Die beschriebenen Laborverfahren konzentrieren sich auf die Verbesserung der Trennung von reinen Quarzkörnern (Größe 700 bis 50 μm), die für die OSL-Datierung ohne versehentliches Zurücksetzen des Lichts im Labor erforderlich sind (Abbildung 1). Eine reine Quarztrennung, mineralogisch und optisch, ist Voraussetzung für die Anwendung von SAR- und TT-OSL-Datierungsverfahren (Abbildung 2). Diese Verfahren erläutern die notwendigen Schritte zum effektiven Verständnis und zur Probenahme kontinuierlicher Sedimentkerne, zur Vermeidung von Zonen der Pedogenese und Diagenese und zur Gewinnung von unlichtexponierten Sedimenten aus Kernen (Abbildung 3 und Abbildung 4); Isolierung von Quarzkörnern für OSL-Datierungsprotokolle, um den Zeitpunkt der Sedimentablagerung in der Vergangenheit ca. 500 ka einzuschränken (Abbildung 5). Die Mineralogie der Körner der unvorbereiteten Probe und der vorbereiteten Trennstücke wird kontinuierlich durch den Vorbereitungsprozess bewertet, um die kontaminierende Mineralogie zu identifizieren und den Prozess der Entfernung unerwünschter Mineralien aktiv zu bewerten (Abbildung 6 und Abbildung 7). Die quarzmineralogische Reinheit wird für Teilmengen (100-400) durch binokulare mikroskopische Inspektion (10-20x) und durch Raman-Spektroskopie bestimmt. Die Verwendung dieser Technologie und das erforderliche Wissen sind entscheidend, um die erforderliche Reinheit (>99%) von Quarztrennungen für die OSL-Datierung zu beurteilen und zu bestätigen (Abbildung 8).

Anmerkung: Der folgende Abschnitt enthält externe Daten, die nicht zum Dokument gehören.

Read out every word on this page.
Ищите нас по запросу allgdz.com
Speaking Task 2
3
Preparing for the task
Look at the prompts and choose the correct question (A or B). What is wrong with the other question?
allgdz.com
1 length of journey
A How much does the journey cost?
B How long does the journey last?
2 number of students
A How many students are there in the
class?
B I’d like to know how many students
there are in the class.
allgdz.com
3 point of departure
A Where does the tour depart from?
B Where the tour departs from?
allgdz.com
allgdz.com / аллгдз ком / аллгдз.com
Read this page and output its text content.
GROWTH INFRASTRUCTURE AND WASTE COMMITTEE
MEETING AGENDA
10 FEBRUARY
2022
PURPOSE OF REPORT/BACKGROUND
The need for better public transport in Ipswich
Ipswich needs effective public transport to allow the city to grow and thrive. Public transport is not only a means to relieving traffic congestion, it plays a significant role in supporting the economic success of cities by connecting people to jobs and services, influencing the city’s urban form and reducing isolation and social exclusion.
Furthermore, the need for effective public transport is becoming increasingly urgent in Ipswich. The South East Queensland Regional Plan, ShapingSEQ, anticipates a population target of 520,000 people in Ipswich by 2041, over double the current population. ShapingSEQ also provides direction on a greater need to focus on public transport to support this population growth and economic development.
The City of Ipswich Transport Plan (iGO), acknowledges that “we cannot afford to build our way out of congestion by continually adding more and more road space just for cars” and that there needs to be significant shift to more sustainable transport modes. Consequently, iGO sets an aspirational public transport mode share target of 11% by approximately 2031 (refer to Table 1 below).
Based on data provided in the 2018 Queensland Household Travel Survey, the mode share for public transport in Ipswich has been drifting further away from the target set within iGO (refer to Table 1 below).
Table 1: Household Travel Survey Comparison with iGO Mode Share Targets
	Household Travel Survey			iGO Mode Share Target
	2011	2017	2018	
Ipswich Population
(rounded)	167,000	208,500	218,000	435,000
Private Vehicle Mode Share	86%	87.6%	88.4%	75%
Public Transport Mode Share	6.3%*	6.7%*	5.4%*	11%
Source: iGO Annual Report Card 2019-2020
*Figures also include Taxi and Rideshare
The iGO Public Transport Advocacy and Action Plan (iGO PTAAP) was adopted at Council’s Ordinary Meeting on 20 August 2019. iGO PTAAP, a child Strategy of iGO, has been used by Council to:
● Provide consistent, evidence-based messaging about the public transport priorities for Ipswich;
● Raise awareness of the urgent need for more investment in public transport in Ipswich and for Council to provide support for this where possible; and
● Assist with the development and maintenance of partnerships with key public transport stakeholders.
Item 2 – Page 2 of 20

Der Prozess zur Quarztrennung wird mit der Entfernung organischer Stoffe mit_H2O2und anschließender Spülung von Ca/_MgCO3 unter Einweichen in HCl begonnen. Anschließend wird durch Sieben mit Einweg-Nylongewebe (z. B. 150 und 250 μm) eine Größenfraktion bestimmt, die für die Berechnung der Dosisleistungswerte (in mGy/y) erforderlich ist (Abbildung 6A Einschub). Die Reinheit des Quarzseparats wird durch zwei Dichtetrennungen bei 2,6 und 2,7 g/cm³, der Begrenzungsdichte von Quarz, erhöht (Abbildung 6B Einschub). Durch das anschließende Einweichen der großen Körner in HF für 80 min werden Nicht-Quarzmineralien entfernt. Bei dieser Behandlung werden auch die äußeren 10-20 μm Körner geätzt, um den von der Alpha-Dosis betroffenen Bereich zu entfernen, wodurch die Dosisleistungsberechnung vereinfacht wird (Abbildung 6). Die Reinheit des Quarzseparats wird nie angenommen, sondern durch binokulare mikroskopische Inspektion und Raman-basierte Messungen am Ende der Korntrennung beurteilt. Dichtetrennungen und/oder HF-Behandlungen können wiederholt werden, um die einzelnen kontaminierenden Körner zu entfernen, wenn ein repräsentatives Aliquot >1% Nichtquarzkörner, insbesondere Feldspatmineralien, enthält (Abbildung 7). Das Quarzreinigungsverfahren wurde bis zu viermal mit einem Quarzgehalt von <15% wiederholt, um Glanzkurven mit einem schnellen Verhältnis von >20 zu erzeugen, die für reinen Quarz charakteristisch sind (Abbildung 8).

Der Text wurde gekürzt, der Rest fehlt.